- Cooked brown rice or rice noodles
- cooked sweet potato cut in little strips
- greens
- basil or cilantro leaves
- avocado slices
- carrots cut in thin strips
- cucumber cut in thin strips
- peppers cut in strips
- rice paper (in Asian section or store)
- Toby’s Peanut sauce for dipping (recipe below)
We use a plate with water in it. You lay 1 rice paper in the water plate until it starts becoming soft. Pull the rice paper out of the water and put it on another plate and put a little bit of all of the filling ingredients in a pile in the middle of the rice paper. Fold the 2 side flaps over to the middle until they are touching. They will stick together. Then fold starting at the long end and roll it tightly in a roll to the other side.

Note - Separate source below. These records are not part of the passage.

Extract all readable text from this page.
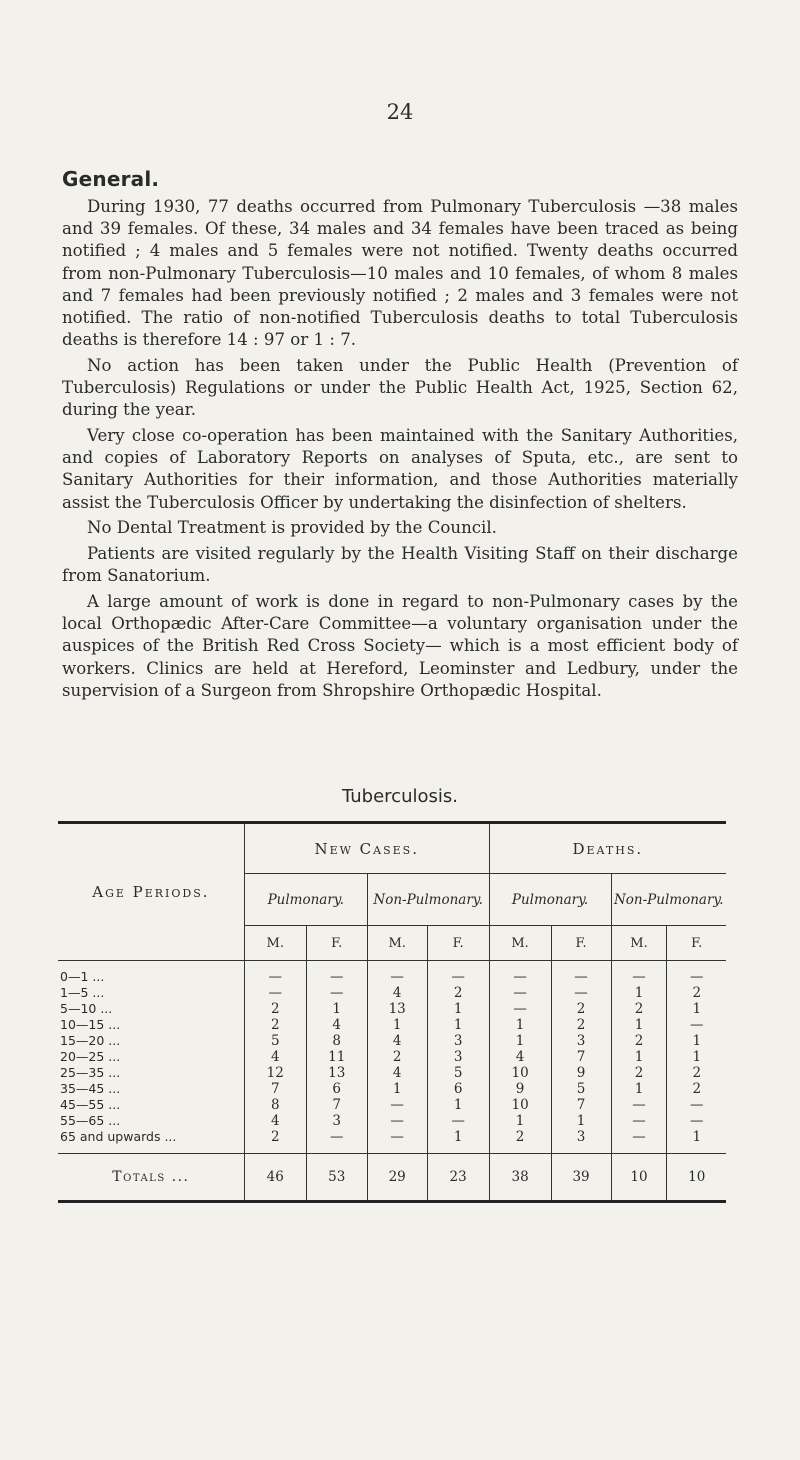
24
General.

During 1930, 77 deaths occurred from Pulmonary Tuberculosis —38 males and 39 females. Of these, 34 males and 34 females have been traced as being notified ; 4 males and 5 females were not notified. Twenty deaths occurred from non-Pulmonary Tuberculosis—10 males and 10 females, of whom 8 males and 7 females had been previously notified ; 2 males and 3 females were not notified. The ratio of non-notified Tuberculosis deaths to total Tuberculosis deaths is therefore 14 : 97 or 1 : 7.

No action has been taken under the Public Health (Prevention of Tuberculosis) Regulations or under the Public Health Act, 1925, Section 62, during the year.

Very close co-operation has been maintained with the Sanitary Authorities, and copies of Laboratory Reports on analyses of Sputa, etc., are sent to Sanitary Authorities for their information, and those Authorities materially assist the Tuberculosis Officer by undertaking the disinfection of shelters.

No Dental Treatment is provided by the Council.

Patients are visited regularly by the Health Visiting Staff on their discharge from Sanatorium.

A large amount of work is done in regard to non-Pulmonary cases by the local Orthopædic After-Care Committee—a voluntary organisation under the auspices of the British Red Cross Society— which is a most efficient body of workers. Clinics are held at Hereford, Leominster and Ledbury, under the supervision of a Surgeon from Shropshire Orthopædic Hospital.

Tuberculosis.
Age Periods.	New Cases.				Deaths.			
	Pulmonary.		Non-Pulmonary.		Pulmonary.		Non-Pulmonary.	
	M.	F.	M.	F.	M.	F.	M.	F.

0—1 ...	—	—	—	—	—	—	—	—
1—5 ...	—	—	4	2	—	—	1	2
5—10 ...	2	1	13	1	—	2	2	1
10—15 ...	2	4	1	1	1	2	1	—
15—20 ...	5	8	4	3	1	3	2	1
20—25 ...	4	11	2	3	4	7	1	1
25—35 ...	12	13	4	5	10	9	2	2
35—45 ...	7	6	1	6	9	5	1	2
45—55 ...	8	7	—	1	10	7	—	—
55—65 ...	4	3	—	—	1	1	—	—
65 and upwards ...	2	—	—	1	2	3	—	1

Totals ...	46	53	29	23	38	39	10	10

Toby’s Peanut Sauce From the Plant-Strong Cookbook
- 1 large garlic clove
- One 1-inch chunk fresh ginger
- peeled and grated
- 1/2 cup water
- 1/2 cup natural peanut butter or almond butter
- 2 Tablespoons sweet white miso
- 1 Tablespoon low sodium tamari or soy sauce or coconut aminos
- 3 Tablespoons fresh lime or lemon juice
- Cayenne Pepper (optional)
- 1-2 Tablespoons pure maple syrup
Blend all of the ingredients together in the blender until smooth and creamy.